La sculpture en ronde-bosse fut cultivée à Sèvres sous forme de biscuit, l’une des plus délicates créations du XVIIIe siècle. Lieu de création, la Cité de la céramique de Sèvres comprend également un extraordinaire musée. Constamment enrichi, il abrite, de nos jours, outre de nombreux biscuits, tous les modèles originaux en terre cuite du XVIIIe siècle.
L’intérêt de cet ensemble, unique, se trouve par ailleurs accru par la présence, à la manufacture, de la plupart des modèles en plâtre. La restauration des terres cuites, avec l’aide de la Fondation BNP Paribas, a donné l’idée d’explorer cette production à travers une exposition d’une ampleur inédite.
Origines et Développement du Biscuit
Le biscuit naquit d’une volonté de rivaliser avec les figurines de Saxe, créées à partir du kaolin, matière minérale indispensable pour fabriquer la véritable porcelaine. Privés, jusqu’en 1768, de gisements reconnus de ce type d’argile, les arcanistes français avaient mis au point, dès le XVIIe siècle, une matière similaire artificielle, appelée pâte tendre.
Pour concurrencer pleinement la porcelaine de Saxe, il restait à mettre au point une riche gamme de couleurs et la possibilité de fixer l’or. Cet effort fut conduit avec succès à Vincennes, manufacture expérimentale fondée en 1740. Les années 1746-1754 furent particulièrement fécondes.

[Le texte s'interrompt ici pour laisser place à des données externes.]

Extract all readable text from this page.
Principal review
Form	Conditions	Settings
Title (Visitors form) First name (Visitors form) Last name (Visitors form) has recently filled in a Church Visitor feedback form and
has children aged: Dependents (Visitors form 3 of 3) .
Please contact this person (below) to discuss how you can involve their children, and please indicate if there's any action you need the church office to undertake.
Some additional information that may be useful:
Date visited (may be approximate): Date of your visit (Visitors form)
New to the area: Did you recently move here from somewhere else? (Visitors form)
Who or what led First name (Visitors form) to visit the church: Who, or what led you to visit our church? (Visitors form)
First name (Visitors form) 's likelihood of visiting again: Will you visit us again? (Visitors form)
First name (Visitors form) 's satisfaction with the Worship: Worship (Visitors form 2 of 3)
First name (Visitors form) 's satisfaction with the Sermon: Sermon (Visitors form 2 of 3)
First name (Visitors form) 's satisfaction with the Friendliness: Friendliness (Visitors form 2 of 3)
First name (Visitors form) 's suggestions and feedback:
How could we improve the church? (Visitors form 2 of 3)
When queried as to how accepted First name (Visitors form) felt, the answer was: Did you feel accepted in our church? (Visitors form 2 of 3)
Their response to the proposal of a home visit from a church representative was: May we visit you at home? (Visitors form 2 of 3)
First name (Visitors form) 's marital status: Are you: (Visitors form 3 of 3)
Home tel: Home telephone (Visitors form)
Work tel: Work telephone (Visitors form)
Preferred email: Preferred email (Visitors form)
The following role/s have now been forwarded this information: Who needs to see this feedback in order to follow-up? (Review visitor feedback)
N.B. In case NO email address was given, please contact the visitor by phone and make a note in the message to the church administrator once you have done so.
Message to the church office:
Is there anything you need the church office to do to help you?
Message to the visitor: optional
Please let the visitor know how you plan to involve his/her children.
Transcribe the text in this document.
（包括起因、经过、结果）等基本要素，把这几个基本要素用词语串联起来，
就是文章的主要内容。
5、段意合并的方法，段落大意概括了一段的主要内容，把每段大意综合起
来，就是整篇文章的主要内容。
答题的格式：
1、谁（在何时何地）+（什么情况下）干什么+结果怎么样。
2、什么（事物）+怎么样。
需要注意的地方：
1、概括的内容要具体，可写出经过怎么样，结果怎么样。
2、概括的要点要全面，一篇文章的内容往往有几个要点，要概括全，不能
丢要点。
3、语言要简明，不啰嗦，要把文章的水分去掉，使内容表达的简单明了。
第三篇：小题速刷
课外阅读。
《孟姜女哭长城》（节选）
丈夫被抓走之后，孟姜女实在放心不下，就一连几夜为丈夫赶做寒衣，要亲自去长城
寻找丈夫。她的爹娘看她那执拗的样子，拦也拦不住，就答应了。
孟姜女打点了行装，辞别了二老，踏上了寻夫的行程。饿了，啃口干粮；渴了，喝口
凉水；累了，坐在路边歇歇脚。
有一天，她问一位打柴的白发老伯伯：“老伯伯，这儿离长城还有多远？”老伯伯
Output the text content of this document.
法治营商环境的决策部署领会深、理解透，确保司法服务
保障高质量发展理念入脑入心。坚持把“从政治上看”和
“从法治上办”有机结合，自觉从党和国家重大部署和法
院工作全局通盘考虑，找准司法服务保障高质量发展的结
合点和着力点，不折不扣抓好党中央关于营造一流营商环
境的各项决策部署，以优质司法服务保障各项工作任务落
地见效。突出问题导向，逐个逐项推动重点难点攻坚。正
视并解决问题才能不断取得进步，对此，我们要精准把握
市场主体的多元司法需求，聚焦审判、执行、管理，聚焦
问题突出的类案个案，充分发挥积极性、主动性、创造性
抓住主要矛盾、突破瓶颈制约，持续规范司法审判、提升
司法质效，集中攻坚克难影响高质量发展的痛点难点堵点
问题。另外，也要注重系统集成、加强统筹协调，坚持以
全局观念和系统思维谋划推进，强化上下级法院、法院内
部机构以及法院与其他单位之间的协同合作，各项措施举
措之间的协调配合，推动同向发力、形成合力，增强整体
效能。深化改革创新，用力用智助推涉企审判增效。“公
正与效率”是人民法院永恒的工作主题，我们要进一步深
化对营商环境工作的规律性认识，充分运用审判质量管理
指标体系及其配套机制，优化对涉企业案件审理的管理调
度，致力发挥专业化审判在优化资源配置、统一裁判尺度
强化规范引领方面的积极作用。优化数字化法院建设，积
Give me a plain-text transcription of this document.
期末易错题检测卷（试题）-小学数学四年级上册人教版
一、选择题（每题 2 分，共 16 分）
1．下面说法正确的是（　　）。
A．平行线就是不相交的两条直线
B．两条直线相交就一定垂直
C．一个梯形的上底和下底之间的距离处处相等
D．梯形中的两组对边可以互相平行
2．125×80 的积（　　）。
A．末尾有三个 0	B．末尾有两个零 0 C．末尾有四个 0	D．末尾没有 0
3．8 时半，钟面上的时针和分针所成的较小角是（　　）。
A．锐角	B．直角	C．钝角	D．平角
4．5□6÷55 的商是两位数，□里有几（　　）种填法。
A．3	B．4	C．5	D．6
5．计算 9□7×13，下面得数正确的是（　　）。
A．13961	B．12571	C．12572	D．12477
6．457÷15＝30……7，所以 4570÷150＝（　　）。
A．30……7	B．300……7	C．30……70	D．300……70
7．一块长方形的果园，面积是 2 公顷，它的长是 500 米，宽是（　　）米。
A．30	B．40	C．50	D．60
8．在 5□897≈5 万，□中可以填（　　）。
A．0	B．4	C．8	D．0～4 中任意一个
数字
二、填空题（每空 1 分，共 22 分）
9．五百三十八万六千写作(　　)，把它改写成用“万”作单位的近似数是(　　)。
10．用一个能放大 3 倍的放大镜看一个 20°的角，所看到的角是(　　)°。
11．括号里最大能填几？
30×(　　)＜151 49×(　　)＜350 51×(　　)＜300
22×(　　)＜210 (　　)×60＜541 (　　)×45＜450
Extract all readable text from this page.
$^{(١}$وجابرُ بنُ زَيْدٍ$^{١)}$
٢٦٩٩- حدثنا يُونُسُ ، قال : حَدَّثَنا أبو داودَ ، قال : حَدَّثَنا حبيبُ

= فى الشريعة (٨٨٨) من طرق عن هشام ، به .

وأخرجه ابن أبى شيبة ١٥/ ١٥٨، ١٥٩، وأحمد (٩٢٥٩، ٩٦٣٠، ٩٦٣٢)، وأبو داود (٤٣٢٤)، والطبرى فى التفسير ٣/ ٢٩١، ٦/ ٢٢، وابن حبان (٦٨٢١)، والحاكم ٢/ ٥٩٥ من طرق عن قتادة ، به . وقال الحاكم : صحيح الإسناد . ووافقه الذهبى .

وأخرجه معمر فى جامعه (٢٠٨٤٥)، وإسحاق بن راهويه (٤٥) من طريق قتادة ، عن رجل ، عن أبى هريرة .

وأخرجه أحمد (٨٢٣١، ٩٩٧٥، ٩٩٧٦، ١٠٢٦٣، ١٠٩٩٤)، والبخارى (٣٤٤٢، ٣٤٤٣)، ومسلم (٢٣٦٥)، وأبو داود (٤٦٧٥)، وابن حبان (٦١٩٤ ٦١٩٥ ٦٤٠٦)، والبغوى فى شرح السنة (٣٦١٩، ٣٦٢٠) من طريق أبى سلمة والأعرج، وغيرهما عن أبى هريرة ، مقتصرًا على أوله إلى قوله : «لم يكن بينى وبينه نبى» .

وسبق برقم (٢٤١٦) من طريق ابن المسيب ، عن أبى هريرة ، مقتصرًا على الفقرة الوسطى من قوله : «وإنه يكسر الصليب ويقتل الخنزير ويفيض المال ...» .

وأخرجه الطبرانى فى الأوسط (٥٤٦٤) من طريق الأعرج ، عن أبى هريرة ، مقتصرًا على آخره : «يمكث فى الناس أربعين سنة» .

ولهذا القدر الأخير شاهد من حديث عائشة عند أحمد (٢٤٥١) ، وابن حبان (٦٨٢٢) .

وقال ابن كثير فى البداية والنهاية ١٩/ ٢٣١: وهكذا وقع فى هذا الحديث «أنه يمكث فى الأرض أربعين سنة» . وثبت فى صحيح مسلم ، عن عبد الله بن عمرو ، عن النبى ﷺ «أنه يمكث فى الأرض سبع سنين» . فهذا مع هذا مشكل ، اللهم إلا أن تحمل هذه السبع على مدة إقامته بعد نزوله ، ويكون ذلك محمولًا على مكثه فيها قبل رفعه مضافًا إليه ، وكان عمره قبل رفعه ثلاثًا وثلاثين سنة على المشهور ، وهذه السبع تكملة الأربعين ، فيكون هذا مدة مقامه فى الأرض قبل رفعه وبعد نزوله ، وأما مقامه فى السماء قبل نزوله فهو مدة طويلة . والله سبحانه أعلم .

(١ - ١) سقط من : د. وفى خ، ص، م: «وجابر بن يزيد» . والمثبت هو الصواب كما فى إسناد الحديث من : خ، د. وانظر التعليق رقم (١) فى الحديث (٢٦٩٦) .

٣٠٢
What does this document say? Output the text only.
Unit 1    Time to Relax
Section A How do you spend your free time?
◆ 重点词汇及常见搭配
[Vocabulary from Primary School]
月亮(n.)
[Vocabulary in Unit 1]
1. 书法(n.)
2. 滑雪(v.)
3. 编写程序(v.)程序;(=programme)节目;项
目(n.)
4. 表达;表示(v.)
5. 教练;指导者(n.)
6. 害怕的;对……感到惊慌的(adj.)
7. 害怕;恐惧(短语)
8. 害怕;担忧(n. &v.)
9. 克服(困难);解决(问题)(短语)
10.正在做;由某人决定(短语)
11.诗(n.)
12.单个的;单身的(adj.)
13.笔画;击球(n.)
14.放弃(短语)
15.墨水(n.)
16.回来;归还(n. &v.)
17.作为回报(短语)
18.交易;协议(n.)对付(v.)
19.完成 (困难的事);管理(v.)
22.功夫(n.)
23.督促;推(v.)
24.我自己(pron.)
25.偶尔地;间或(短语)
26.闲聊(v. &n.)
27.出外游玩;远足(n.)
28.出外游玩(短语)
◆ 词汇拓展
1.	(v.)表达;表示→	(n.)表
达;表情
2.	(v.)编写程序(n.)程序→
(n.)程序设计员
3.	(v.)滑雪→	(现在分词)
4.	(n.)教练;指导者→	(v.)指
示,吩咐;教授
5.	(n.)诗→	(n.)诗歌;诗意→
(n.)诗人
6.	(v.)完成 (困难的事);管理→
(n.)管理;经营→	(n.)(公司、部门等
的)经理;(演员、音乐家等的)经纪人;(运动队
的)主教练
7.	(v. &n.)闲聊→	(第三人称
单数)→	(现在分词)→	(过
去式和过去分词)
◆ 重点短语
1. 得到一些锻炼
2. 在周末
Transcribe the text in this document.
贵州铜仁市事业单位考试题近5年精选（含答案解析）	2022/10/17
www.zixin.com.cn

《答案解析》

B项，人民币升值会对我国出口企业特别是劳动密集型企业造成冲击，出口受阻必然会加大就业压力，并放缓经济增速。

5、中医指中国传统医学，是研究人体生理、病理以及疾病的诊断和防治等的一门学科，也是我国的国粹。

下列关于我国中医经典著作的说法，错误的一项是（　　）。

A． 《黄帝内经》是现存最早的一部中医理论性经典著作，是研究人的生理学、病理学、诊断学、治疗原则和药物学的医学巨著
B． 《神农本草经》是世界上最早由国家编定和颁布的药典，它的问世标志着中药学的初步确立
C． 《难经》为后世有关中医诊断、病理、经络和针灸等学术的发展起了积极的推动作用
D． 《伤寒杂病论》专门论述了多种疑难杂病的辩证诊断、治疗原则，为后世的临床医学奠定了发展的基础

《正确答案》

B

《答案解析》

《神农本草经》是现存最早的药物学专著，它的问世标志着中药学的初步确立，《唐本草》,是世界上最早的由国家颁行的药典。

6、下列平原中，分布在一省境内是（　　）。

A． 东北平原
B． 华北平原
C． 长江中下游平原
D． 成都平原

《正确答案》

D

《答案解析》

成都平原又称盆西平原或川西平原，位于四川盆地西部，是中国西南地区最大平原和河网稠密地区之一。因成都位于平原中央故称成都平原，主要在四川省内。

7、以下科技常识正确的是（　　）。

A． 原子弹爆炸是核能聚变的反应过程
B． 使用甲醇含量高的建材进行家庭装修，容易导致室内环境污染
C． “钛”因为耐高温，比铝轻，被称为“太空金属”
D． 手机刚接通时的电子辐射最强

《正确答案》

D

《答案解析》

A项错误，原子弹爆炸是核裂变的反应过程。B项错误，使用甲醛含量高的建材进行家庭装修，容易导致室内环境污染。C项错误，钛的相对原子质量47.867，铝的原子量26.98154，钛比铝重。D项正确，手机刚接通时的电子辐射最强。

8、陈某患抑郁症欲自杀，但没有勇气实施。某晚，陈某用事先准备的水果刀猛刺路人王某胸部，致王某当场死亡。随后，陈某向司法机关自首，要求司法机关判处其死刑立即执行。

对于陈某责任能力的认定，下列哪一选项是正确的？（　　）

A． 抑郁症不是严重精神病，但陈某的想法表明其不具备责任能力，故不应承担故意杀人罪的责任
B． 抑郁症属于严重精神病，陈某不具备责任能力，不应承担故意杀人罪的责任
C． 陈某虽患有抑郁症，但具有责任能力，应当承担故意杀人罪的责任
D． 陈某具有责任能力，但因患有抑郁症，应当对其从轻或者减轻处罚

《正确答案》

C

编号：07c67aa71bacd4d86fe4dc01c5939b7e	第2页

En abandonnant autour de 1752 la couverte, porteuse d’effets d’empâtement, Vincennes introduisit une révolution du goût. Cuites au naturel sans polychromie, les œuvres en ronde-bosse y gagnèrent un statut de sculpture miniature à part entière et méritèrent bien, avec leurs merveilleux effets satinés dus au polissage, le nom de « biscuit ».
Fabrication du Biscuit : Un Processus Complexe
La fabrication était néanmoins complexe et exigeait de multiples transpositions à partir d’une première terre crue, découpée en morceaux pour obtenir les moules des diverses parties. Par une succession d’opérations n’interdisant pas les retouches d’habiles repareurs, la sculpture pouvait ainsi être moulée, recomposée et cuite en biscuit.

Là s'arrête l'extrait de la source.